We found that treatment with chemotherapy was associated with a survival benefit for women age 67 to 79 years with ER-negative, lymph node–positive disease, results similar to those in other studies.6,7
However, chemotherapy tended to be associated with worse breast cancer survival among women age ≥ 80 years. Since few women age ≥ 80 years received chemotherapy, our findings suggest that chemotherapy is reserved for the oldest women with the worst tumor characteristics.
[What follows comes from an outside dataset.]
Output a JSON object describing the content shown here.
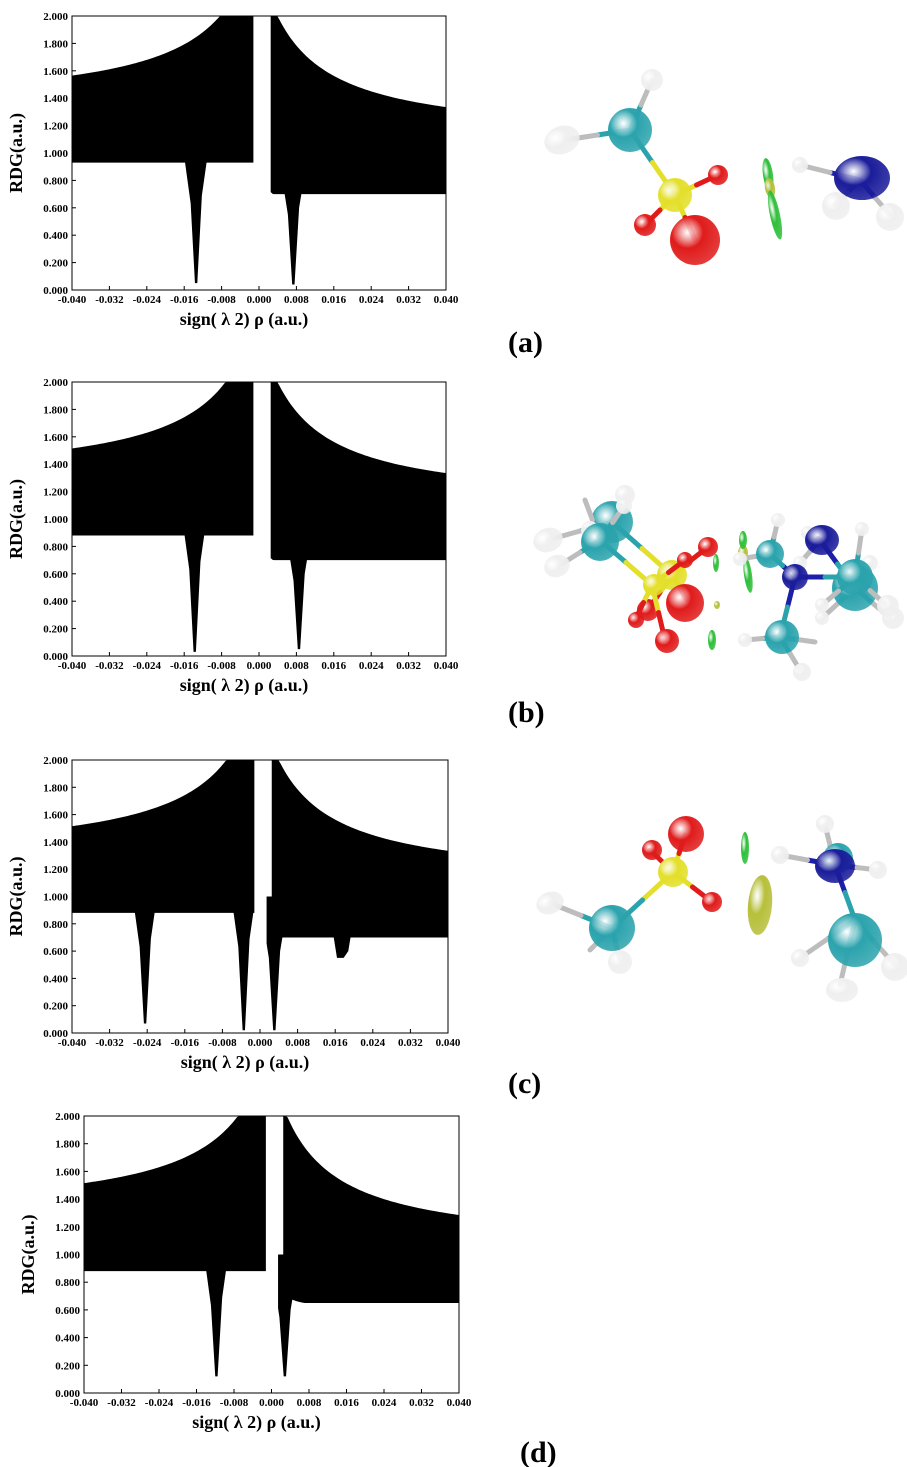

This study has several important limitations. Since this is an observational study, there is potential for selection bias and residual confounding by factors for which we do not have data, such as performance status, social support, and treatment with hormonal therapy. In post hoc sensitivity analyses, we examined the effect of an unmeasured confounder such as hormonal therapy on our estimated aHRs. Assuming that treatment with tamoxifen is more common among women age ≥ 80 years than among younger women30
and that the survival benefit of tamoxifen ranges from 10% to 50% reduction in breast cancer mortality,31
we found that our aHRs would decrease by less than 10% if we were able to adjust for tamoxifen use.32,33
Completion of death certificate data could also differ by age. However, studies have found that coding of cancer on death certificates is accurate, particularly coding of breast cancer death.34,35
In addition, administrative data may underestimate the prevalence of many chronic conditions. Moreover, we needed to exclude women who had missing claims data, the majority of whom had health maintenance organization coverage. Health maintenance organizations tend to include younger and healthier women, which may mean that our sample of women age 67 to 79 years may be older and in poorer health than the overall population. However, this would bias our comparisons between the oldest-old and younger-old toward the null. AJCC staging was modified in 2003 such that women with four or more positive lymph nodes are now classified as stage III. However, only 4.7% of women in our sample had four or more positive nodes. Changes in staging had no effect on women classified as stage I. Finally, although socioeconomic status data were community level, studies have demonstrated moderate associations between individual and aggregate socioeconomic characteristics.20
In summary, breast cancer characteristics are similar among women age ≥ 80 years and younger women. However, women age ≥ 80 years receive less aggressive treatment and are more likely to die from breast cancer. Future studies should focus on identifying tumor and patient characteristics that can be used to help target breast cancer treatments to the oldest women most likely to benefit.